The Nextcloud team has released version 11 of the fully open source file sync and storage platform. This release boasts a plethora of security features.
Frank Karlitschek, co-founder and managing director of Nextcloud, told me in an interview that the “privacy of a self-hosted solution depends on its security, and staying in control of data is the main motivation for our customers to deploy Nextcloud. Security is thus obviously a core focus for us. Second to that is reducing the costs of hosting Nextcloud instances by improving its scalability and performance.”

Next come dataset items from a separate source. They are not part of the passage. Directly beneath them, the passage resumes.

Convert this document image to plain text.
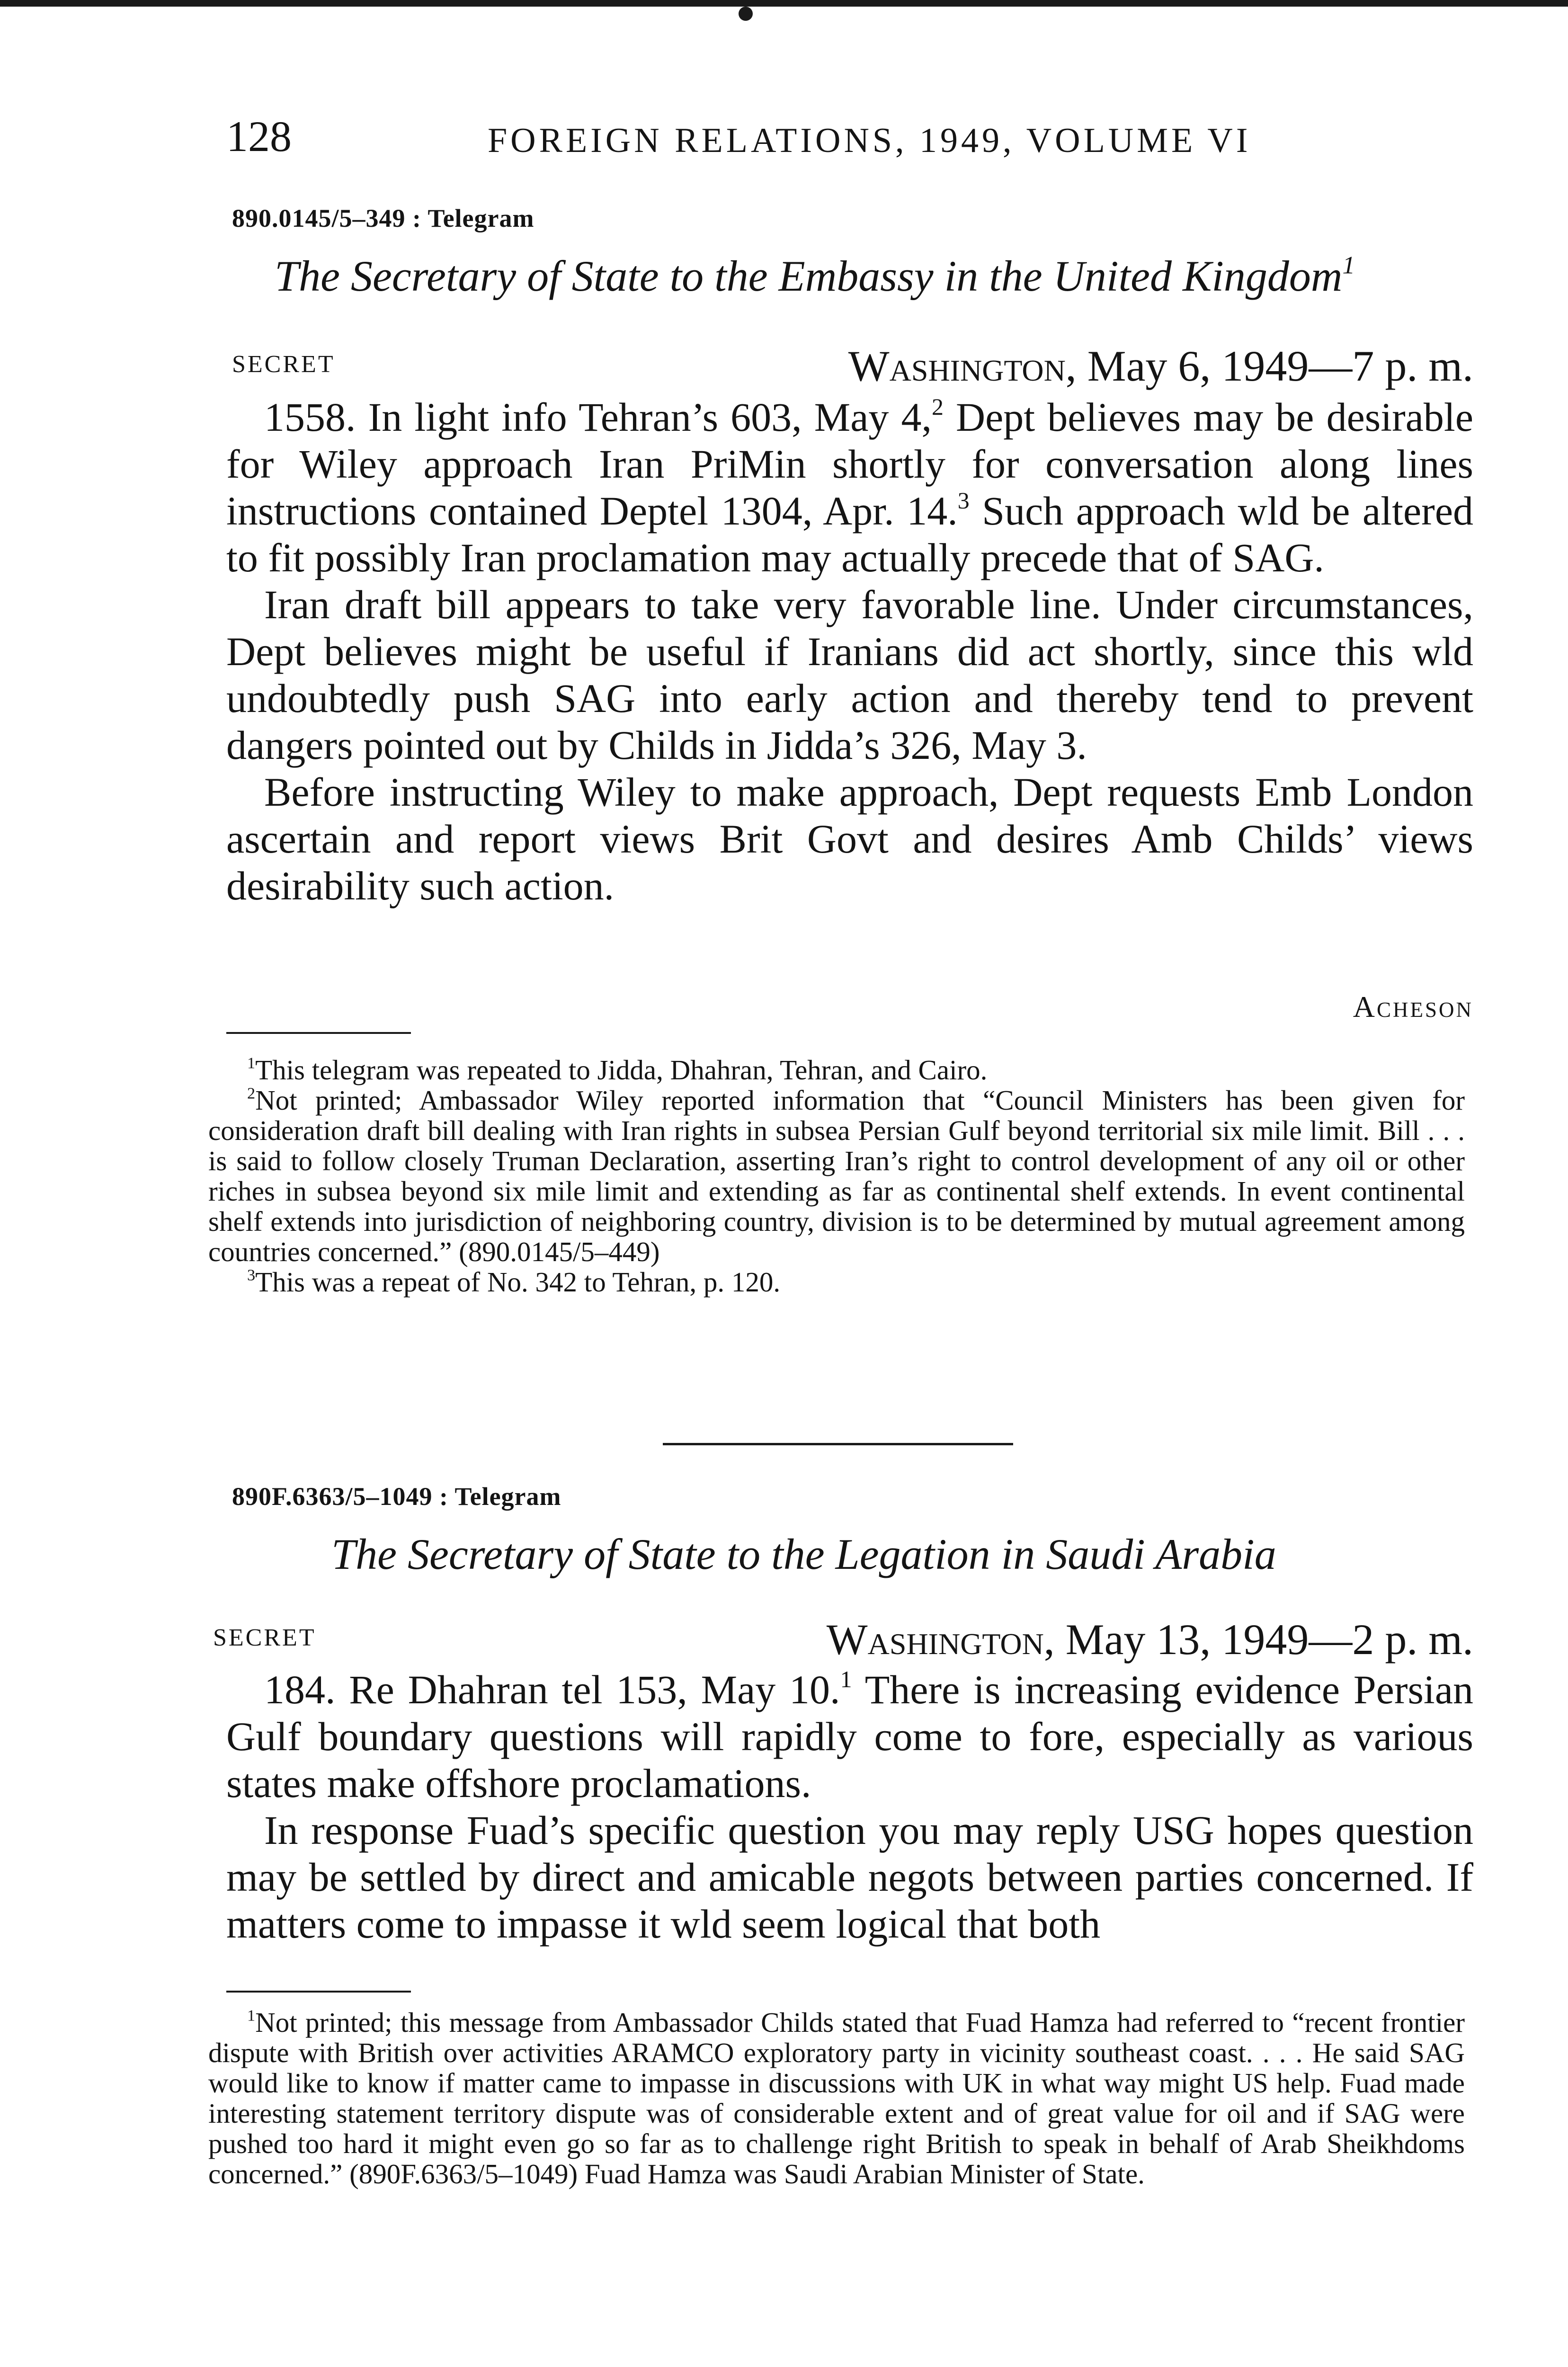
128	FOREIGN RELATIONS, 1949, VOLUME VI
890.0145/5–349 : Telegram
The Secretary of State to the Embassy in the United Kingdom$^1$
SECRET	Washington, May 6, 1949—7 p. m.

1558. In light info Tehran’s 603, May 4,$^2$ Dept believes may be desirable for Wiley approach Iran PriMin shortly for conversation along lines instructions contained Deptel 1304, Apr. 14.$^3$ Such approach wld be altered to fit possibly Iran proclamation may actually precede that of SAG.

Iran draft bill appears to take very favorable line. Under circumstances, Dept believes might be useful if Iranians did act shortly, since this wld undoubtedly push SAG into early action and thereby tend to prevent dangers pointed out by Childs in Jidda’s 326, May 3.

Before instructing Wiley to make approach, Dept requests Emb London ascertain and report views Brit Govt and desires Amb Childs’ views desirability such action.

Acheson

$^1$This telegram was repeated to Jidda, Dhahran, Tehran, and Cairo.

$^2$Not printed; Ambassador Wiley reported information that “Council Ministers has been given for consideration draft bill dealing with Iran rights in subsea Persian Gulf beyond territorial six mile limit. Bill . . . is said to follow closely Truman Declaration, asserting Iran’s right to control development of any oil or other riches in subsea beyond six mile limit and extending as far as continental shelf extends. In event continental shelf extends into jurisdiction of neighboring country, division is to be determined by mutual agreement among countries concerned.” (890.0145/5–449)

$^3$This was a repeat of No. 342 to Tehran, p. 120.

890F.6363/5–1049 : Telegram
The Secretary of State to the Legation in Saudi Arabia
SECRET	Washington, May 13, 1949—2 p. m.

184. Re Dhahran tel 153, May 10.$^1$ There is increasing evidence Persian Gulf boundary questions will rapidly come to fore, especially as various states make offshore proclamations.

In response Fuad’s specific question you may reply USG hopes question may be settled by direct and amicable negots between parties concerned. If matters come to impasse it wld seem logical that both

$^1$Not printed; this message from Ambassador Childs stated that Fuad Hamza had referred to “recent frontier dispute with British over activities ARAMCO exploratory party in vicinity southeast coast. . . . He said SAG would like to know if matter came to impasse in discussions with UK in what way might US help. Fuad made interesting statement territory dispute was of considerable extent and of great value for oil and if SAG were pushed too hard it might even go so far as to challenge right British to speak in behalf of Arab Sheikhdoms concerned.” (890F.6363/5–1049) Fuad Hamza was Saudi Arabian Minister of State.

According to the Nextcloud press release, some of these features include:
- Support for cutting edge browser security features CSP 3.0 and Same-site Cookies
- Support for Kerberos authentication and Two-factor Authentication providers based on Universal 2nd Factor and Time-based One-Time Password
- Expanded brute force protection to all API access points
- More secure Federation through use of SSL/TLS
- Our new app store automatically checks apps and enforces signatures
Where does Nextcloud fit?
Nextcloud fits somewhere between pure cloud storage products like Dropbox and massive suits of online applications like G Suite and Office 365. While the core of Nextcloud remains file sync and storage, it has evolved into a platform that enables developers to plug in services like contacts, web chats, word processing, calendar and much more. This expands the scope of Nextcloud and brings it a bit closer to G Suite or Microsoft’s online offerings. Though it does need a lot of work to become a true competitor of Google Docs or Office 365, but it’s close and it’s the only open source project to do so, other than Collabora Online.
However, there is one huge difference between Nextcloud and G Suite/Office 365 — Nextcloud is fully open source and runs on users’ own servers, eliminating all the potential risks that come with commercial public cloud solutions.

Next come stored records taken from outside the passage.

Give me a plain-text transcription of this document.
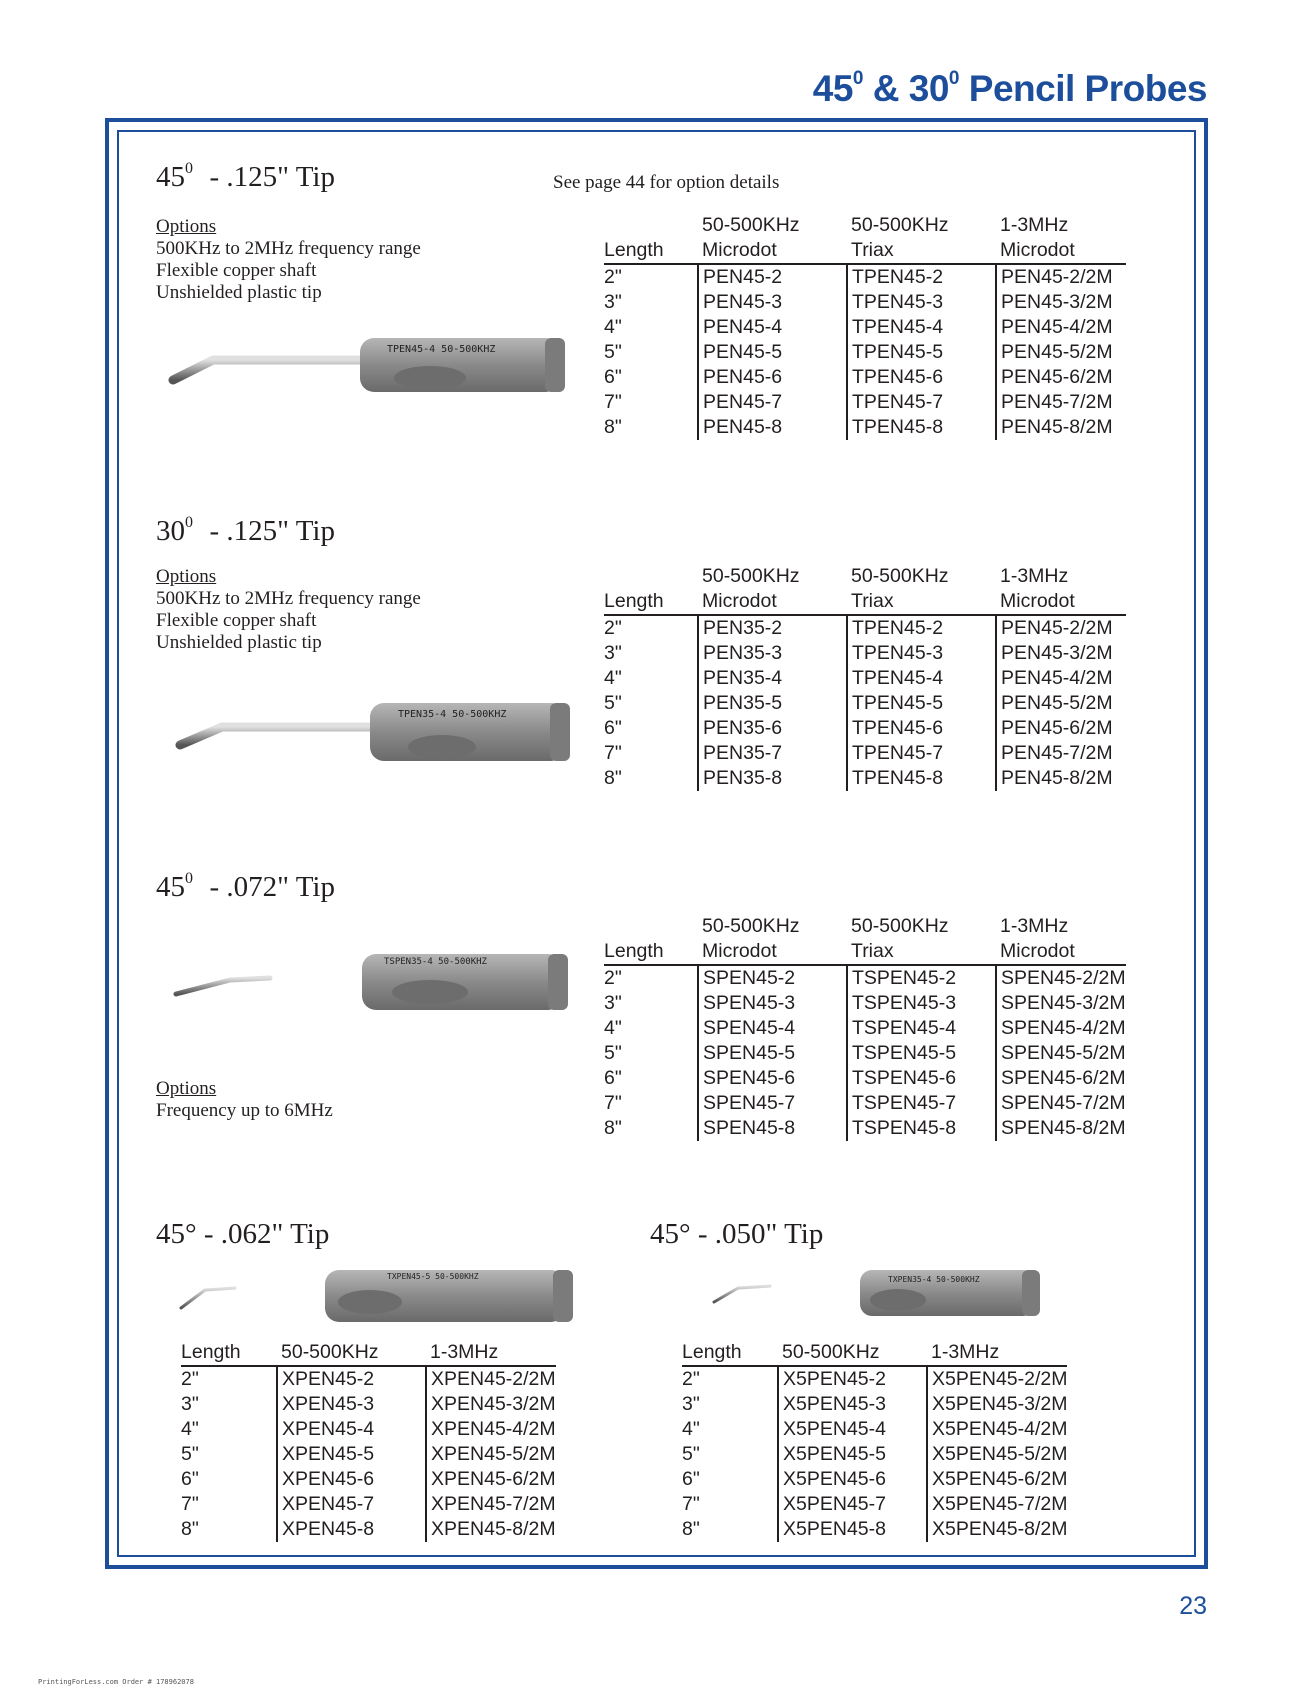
$45^0$ & $30^0$ Pencil Probes
$45^0 - .125$" Tip	See page 44 for option details
Options
500KHz to 2MHz frequency range
Flexible copper shaft
Unshielded plastic tip
TPEN45-4 50-500KHZ
	50-500KHz	50-500KHz	1-3MHz
Length	Microdot	Triax	Microdot
2"	PEN45-2	TPEN45-2	PEN45-2/2M
3"	PEN45-3	TPEN45-3	PEN45-3/2M
4"	PEN45-4	TPEN45-4	PEN45-4/2M
5"	PEN45-5	TPEN45-5	PEN45-5/2M
6"	PEN45-6	TPEN45-6	PEN45-6/2M
7"	PEN45-7	TPEN45-7	PEN45-7/2M
8"	PEN45-8	TPEN45-8	PEN45-8/2M
$30^0 - .125$" Tip
Options
500KHz to 2MHz frequency range
Flexible copper shaft
Unshielded plastic tip
TPEN35-4 50-500KHZ
	50-500KHz	50-500KHz	1-3MHz
Length	Microdot	Triax	Microdot
2"	PEN35-2	TPEN45-2	PEN45-2/2M
3"	PEN35-3	TPEN45-3	PEN45-3/2M
4"	PEN35-4	TPEN45-4	PEN45-4/2M
5"	PEN35-5	TPEN45-5	PEN45-5/2M
6"	PEN35-6	TPEN45-6	PEN45-6/2M
7"	PEN35-7	TPEN45-7	PEN45-7/2M
8"	PEN35-8	TPEN45-8	PEN45-8/2M
$45^0 - .072$" Tip
TSPEN35-4 50-500KHZ
Options
Frequency up to 6MHz
	50-500KHz	50-500KHz	1-3MHz
Length	Microdot	Triax	Microdot
2"	SPEN45-2	TSPEN45-2	SPEN45-2/2M
3"	SPEN45-3	TSPEN45-3	SPEN45-3/2M
4"	SPEN45-4	TSPEN45-4	SPEN45-4/2M
5"	SPEN45-5	TSPEN45-5	SPEN45-5/2M
6"	SPEN45-6	TSPEN45-6	SPEN45-6/2M
7"	SPEN45-7	TSPEN45-7	SPEN45-7/2M
8"	SPEN45-8	TSPEN45-8	SPEN45-8/2M
45° - .062" Tip
TXPEN45-5 50-500KHZ
Length	50-500KHz	1-3MHz
2"	XPEN45-2	XPEN45-2/2M
3"	XPEN45-3	XPEN45-3/2M
4"	XPEN45-4	XPEN45-4/2M
5"	XPEN45-5	XPEN45-5/2M
6"	XPEN45-6	XPEN45-6/2M
7"	XPEN45-7	XPEN45-7/2M
8"	XPEN45-8	XPEN45-8/2M
45° - .050" Tip
TXPEN35-4 50-500KHZ
Length	50-500KHz	1-3MHz
2"	X5PEN45-2	X5PEN45-2/2M
3"	X5PEN45-3	X5PEN45-3/2M
4"	X5PEN45-4	X5PEN45-4/2M
5"	X5PEN45-5	X5PEN45-5/2M
6"	X5PEN45-6	X5PEN45-6/2M
7"	X5PEN45-7	X5PEN45-7/2M
8"	X5PEN45-8	X5PEN45-8/2M
23
PrintingForLess.com Order # 178962078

It’s not perfect, but close
That said, Nextcloud is not perfect. I use it heavily as a service to keep a backup of my files, but I am not fan of its inability to sync incremental changes made to a file. As a writer I like the idea of having a backup of my novel and stories in the cloud. When I make a change or add a line, I want only that change to be synced with my server and connected devices and not the whole file. While Dropbox can do incremental changes, Nextcloud syncs the whole file. To be fair, this is the only gripe I have about Nextcloud and I hope some future updates may fix it.
Nevertheless, Nextcloud is my preferred file sync and storage service, especially when the political landscape is changing and governments of some of the most powerful countries are becoming more aggressive when it comes to mass surveillance. If you want to be in control of your own data and your own files, go with open source Nextcloud.